7 Replies Latest reply on Sep 19, 2012 3:38 PM by Jon-Eric

    Is it necessary to Claim task? Seems to work without doing so

    Jon-Eric
      I deployed a task form with the APPROVE and REJECT buttons active and assigned the task to a group. When I logon the worklist as a member of that group I see APPROVE and REJECT buttons along with CLAIM. I can click APPROVE or REJECT and see that the task seems to complete successfully.

      Since the activity of clicking CLAIM, waiting for the task list to refresh, selecting the task again then taking the appropriate action is somewhat cumbersome for these easy-to-answer tasks, is there any reason I can't just deploy my "real" task form this way? If this is acceptable I'll just instruct my users to use the action buttons (or the action menu) after selecting a task from the list and ignore CLAIM altogether.
        • 1. Re: Is it necessary to Claim task? Seems to work without doing so
          Dan Atwood
          Claim is useful when an end user is working on a work item instance and they want to make sure that no one else assigned also tries to work on the same work item instance. End users do not have to claim tasks in the Workspace, but it's useful to keep another end user from working on the same work item instance that they had already started working on.

          Once claimed, a work item instance can only be viewed and worked on by the user who claimed it and anyone assigned to the Process Owner role (it is shown in the Process Owner's "My Staff Tasks" tab - not in their "My Tasks" tab).

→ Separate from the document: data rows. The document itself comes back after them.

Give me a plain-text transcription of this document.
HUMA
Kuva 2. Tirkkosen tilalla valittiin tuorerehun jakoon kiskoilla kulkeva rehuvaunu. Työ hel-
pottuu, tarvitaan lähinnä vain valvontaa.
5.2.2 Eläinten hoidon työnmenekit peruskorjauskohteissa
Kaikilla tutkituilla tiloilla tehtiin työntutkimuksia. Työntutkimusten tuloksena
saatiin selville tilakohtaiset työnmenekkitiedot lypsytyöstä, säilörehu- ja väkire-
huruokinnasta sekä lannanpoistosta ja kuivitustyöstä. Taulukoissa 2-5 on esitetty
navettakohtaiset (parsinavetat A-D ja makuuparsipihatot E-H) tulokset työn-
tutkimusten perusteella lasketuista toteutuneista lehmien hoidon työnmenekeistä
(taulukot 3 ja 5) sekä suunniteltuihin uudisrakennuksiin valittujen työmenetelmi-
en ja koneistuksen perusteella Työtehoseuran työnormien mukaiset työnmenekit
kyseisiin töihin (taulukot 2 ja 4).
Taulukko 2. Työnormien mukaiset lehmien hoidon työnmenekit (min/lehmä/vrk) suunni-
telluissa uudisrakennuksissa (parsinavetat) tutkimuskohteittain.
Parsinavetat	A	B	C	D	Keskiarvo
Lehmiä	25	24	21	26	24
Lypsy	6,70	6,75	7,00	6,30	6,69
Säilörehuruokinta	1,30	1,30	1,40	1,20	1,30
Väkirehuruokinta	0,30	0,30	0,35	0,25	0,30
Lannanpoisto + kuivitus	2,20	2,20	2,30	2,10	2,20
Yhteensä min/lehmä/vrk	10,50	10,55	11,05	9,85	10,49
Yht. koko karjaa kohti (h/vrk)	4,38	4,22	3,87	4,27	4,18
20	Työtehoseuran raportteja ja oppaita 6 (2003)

          The instance could be returned back into the general Department Manager queue by clicking the Actions dropdown and clicking Release.

          Dan
          1 person found this helpful
          • 2. Re: Is it necessary to Claim task? Seems to work without doing so
            Jon-Eric
            Thanks, Dan. That matches my understanding of the "Claim" process. However, my question is as follows: "Is there any consequence to not requiring users to Claim before clicking Approve or Reject?" In my case, the actions are all just that quick and often don't require research (i.e. they just click Approve or Reject). Also, the tasks are logically divided by region so each person is only looking at the tasks they "care about" so we don't really have situations where two people might want to work the same task.

            My concern is whether I could cause inconsistencies in the SOA data (or elsewhere) if users never use the Claim step. If there's no techical reason why we can't do it I may move forward but thought I'd put the question out there for others to comment on.
            • 3. Re: Is it necessary to Claim task? Seems to work without doing so
              Dan Atwood
              End users do not have to claim the work item instance task. It is seldom done and doing or not doing it won't result in any inconsistencies.

              The only issue that will result is when an end user claims the work item instance and then forgets about it. The process owner would then need to reassign it when this occurs. A timer / a deadline and an escalation would resolve this without the manager's intervention if you'd prefer.

              Dan
              • 4. Re: Is it necessary to Claim task? Seems to work without doing so
                Jon-Eric
                The point you make about claiming then forgetting is another reason I'd like to not require the Claim step. I'm glad to hear I can proceed without requiring Claim to process tasks. That will make my users very happy!
                • 5. Re: Is it necessary to Claim task? Seems to work without doing so
                  Jon-Eric
                  A consultant I worked with recently commented that if I do not require Claim then two users could act on the same task as the same time (unintentionally) and both "updates" will be processed with the first update being overwritten by the latter. Have any of you experiences this situation?

                  Also, I noticed that the task response has systemattributes/acquiredBy set to the user ID of the person who acted on the task even if they did not claim it. It's as though the claim is implied.

                  JE
                  • 6. Re: Is it necessary to Claim task? Seems to work without doing so
                    Dan Atwood
                    The way this works is that if more than one end user selects a task that has not been claimed at the same time, the first one to submit the task will be the one that gets committed.

                    While I'd agree that it's not perfect, the second one (who also had the form displayed for the task when they simultaneously selected the same task) will not be able to submit the task. The second one sees this rather cryptic message when they try to submit the form:

                    +"Insufficient privileges to access the task information for this task. User 9616d414-d4bc-4573-9d39-cc100fda7391 cannot access the task information for task: {1}. Ensure that the user has been granted appropriate privileges to access the task information for this task."+

                    This might be an argument for making the case that end users should "claim" their tasks before working on them, but for most customers this simultaneous selection of the instance by more than one end user won't happen that often and I deal with it as a training issue for end users.

                    The first one to submit wins.

                    Dan
                    1 person found this helpful
                    • 7. Re: Is it necessary to Claim task? Seems to work without doing so
                      Jon-Eric
                      Thanks, Dan. The cryptic message is unfortunate but, in our situation, it is rare that two users will want to work the same task. Each task is logically "assigned" to a user by means of the data in the task so my users are only looking for "their" tasks to process. Given that we can probably proceed without the concern of seeing this cryptic message (but at least I'll know what it's from if anyone reports seeing it!).